Friendships come and go especially when one has chronic pain. Please trust me that at the moment you may feel like your world is coming to an end because chronic pain has truly taken over your life and you are losing friends and I am sure much more than that. It will not always be like it is today. I had brain surgery, suffered horribly for ten years, wanted to end my life multiple times, and literally lived and breathed chronic pain for at least a third of my life. I still have chronic pain but it does not control my life unless I allow it to. I have some bad days but mostly good ones. Who would of thought when I was eighteen, at the age of thirty three I would be a mother to the greatest kid in the world, have my degree in social work, and be laughing my ass off doing cartwheels with my best friend in the park? Trust me if you told me this was going to be my life when I was eighteen I would have laughed in your face.

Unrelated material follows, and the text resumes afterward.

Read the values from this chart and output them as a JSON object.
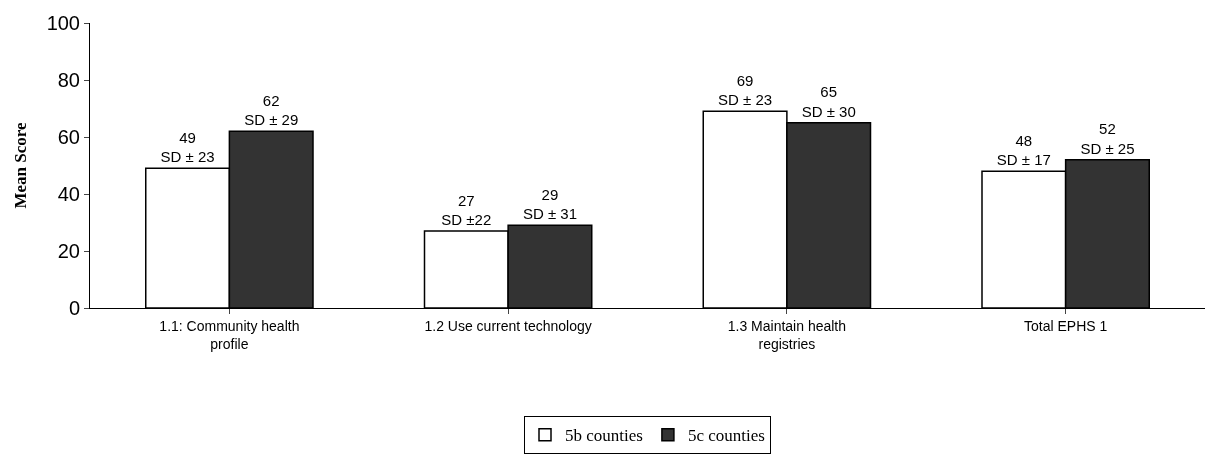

I cannot tell you chronic pain will go away. Obviously, in the grand scheme of things I wish there was a cure for me and everyone else with chronic pain of any kind. What I can tell you is that you have no clue what the future holds and mark my words you can be where I am today. If you are a teenager reading this please learn from my mistakes. Do not stress over friendships and getting the best grades and pleasing others. It is okay to put yourself first. No one asks for chronic pain! What seems like a huge deal right now will honestly mean nothing in a couple years. At the age of thirty three I feel younger than I did at the age of eighteen. One day at a time and if you are in a bad place I will be there for you. Just make yourself a promise that you will never give up. Some of the best days of your life (most) have not even happened yet. If you are going through hell, keep going.
This post is dedicated to Katrina who inspires me to keep writing and has made me see that this blog is helping people a little. I love you.